DESCRIPTION (provided by applicant): Traumatic brain injury (TBI) results in cognitive and motor deficits involving altered excitatory neurotransmission and plasticity, including a loss of long term potentiation (LTP). Abnormal excitatory synaptic function could result from changes in network circuitry, synapse number or morphology, and/or presynaptic or postsynaptic neuronal function. The overall objective of our research is to understand the mechanisms involved in TBI-induced alterations of excitatory transmission at the electrophysiological, biochemical and molecular level. Our hypothesis is that TBI-induced changes in the properties and/or regulation of postsynaptic glutamate receptors contribute to the alterations in synaptic function and information processing observed in surviving neurons after TBI. In vitro traumatic injury produces highly novel changes in neuronal glutamate receptors, which mediate excitatory synaptic transmission and plasticity. Patch clamp electrophysiology, confocal microscopy, immunocytochemistry, and Western blot analysis will be used to study cultured cortical and hippocampal pyramidal neurons sub lethally injured using the in vitro stretch model. We will determine whether injury-induced changes in excitatory postsynaptic currents are due to direct alterations in postsynaptic AMPA and NMDA receptors and identify the specific intracellular signaling systems involved, which we hypothesize may include calcium/calmodulin kinase II, and PKC. Furthermore, we will determine whether activation of these intracellular pathways following injury leads to abnormal glutamate receptor phosphorylation during basal synaptic transmission and under conditions that normally induce synaptic plasticity. Carrying out these Specific Aims will elucidate how mechanical injury alters excitatory synaptic transmission and synaptic regulation in both the cortex and hippocampus and determine if these alterations are mediated by changes in postsynaptic glutamate receptors, including abnormal receptor phosphorylation. An understanding of the molecular mechanisms responsible for abnormal synaptic transmission in specific brain regions following TBI may assist in the development of new TBI treatments and will help direct future research of cognitive and motor deficits following in vivo TBI.

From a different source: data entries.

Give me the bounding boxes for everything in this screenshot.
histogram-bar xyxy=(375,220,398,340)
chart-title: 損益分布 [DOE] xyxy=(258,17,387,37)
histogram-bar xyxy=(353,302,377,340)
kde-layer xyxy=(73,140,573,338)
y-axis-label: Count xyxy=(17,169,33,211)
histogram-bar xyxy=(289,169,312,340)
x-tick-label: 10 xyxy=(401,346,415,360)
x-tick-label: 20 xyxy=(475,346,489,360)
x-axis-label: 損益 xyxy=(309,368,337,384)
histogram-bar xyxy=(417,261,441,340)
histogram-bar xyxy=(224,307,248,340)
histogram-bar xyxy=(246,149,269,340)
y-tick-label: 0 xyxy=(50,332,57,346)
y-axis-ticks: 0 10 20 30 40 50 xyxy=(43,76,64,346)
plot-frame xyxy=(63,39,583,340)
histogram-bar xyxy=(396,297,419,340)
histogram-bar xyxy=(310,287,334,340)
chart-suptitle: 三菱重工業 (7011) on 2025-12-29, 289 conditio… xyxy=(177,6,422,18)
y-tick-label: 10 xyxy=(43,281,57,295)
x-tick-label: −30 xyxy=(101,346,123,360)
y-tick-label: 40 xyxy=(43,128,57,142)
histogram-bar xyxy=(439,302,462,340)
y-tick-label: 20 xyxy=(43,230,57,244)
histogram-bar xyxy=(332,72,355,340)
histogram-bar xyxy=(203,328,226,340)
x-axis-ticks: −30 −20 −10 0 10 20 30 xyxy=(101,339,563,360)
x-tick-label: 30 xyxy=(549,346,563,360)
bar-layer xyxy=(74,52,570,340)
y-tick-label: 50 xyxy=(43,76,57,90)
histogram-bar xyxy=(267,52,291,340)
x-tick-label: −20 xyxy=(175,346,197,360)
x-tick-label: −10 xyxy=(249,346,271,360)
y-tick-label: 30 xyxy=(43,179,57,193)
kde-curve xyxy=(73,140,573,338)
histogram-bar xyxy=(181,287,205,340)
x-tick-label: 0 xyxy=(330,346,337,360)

描述（由申请人提供）：创伤性脑损伤（TBI）导致认知和运动缺陷，涉及兴奋性神经传递和可塑性的改变，包括长期增强（LTP）的丧失。异常的兴奋性突触功能可能是由网络回路、突触数量或形态、突触前或突触后神经元功能的改变引起的。我们研究的总体目标是在电生理、生化和分子水平上了解脑外伤引起的兴奋传递改变的机制。我们的假设是，脑外伤引起的突触后谷氨酸受体性质和/或调节的变化有助于脑外伤后存活神经元突触功能和信息处理的改变。在体外创伤性损伤中，介导兴奋性突触传递和可塑性的神经元谷氨酸受体发生了高度新颖的变化。采用膜片钳电生理、共聚焦显微镜、免疫细胞化学和Western blot分析方法研究体外拉伸模型培养的皮层和海马锥体神经元亚致死损伤。我们将确定损伤引起的兴奋性突触后电流的变化是否由于突触后AMPA和NMDA受体的直接改变，并确定涉及的特定细胞内信号系统，我们假设可能包括钙/钙调蛋白激酶II和PKC。此外，我们将确定损伤后这些细胞内通路的激活是否会在基础突触传递和正常诱导突触可塑性的条件下导致谷氨酸受体磷酸化异常。开展这些特异性目的将阐明机械损伤如何改变皮层和海马中的兴奋性突触传递和突触调节，并确定这些改变是否由突触后谷氨酸受体的变化介导，包括受体异常磷酸化。了解脑外伤后特定脑区突触传递异常的分子机制可能有助于开发新的脑外伤治疗方法，并有助于指导未来脑外伤后认知和运动缺陷的研究。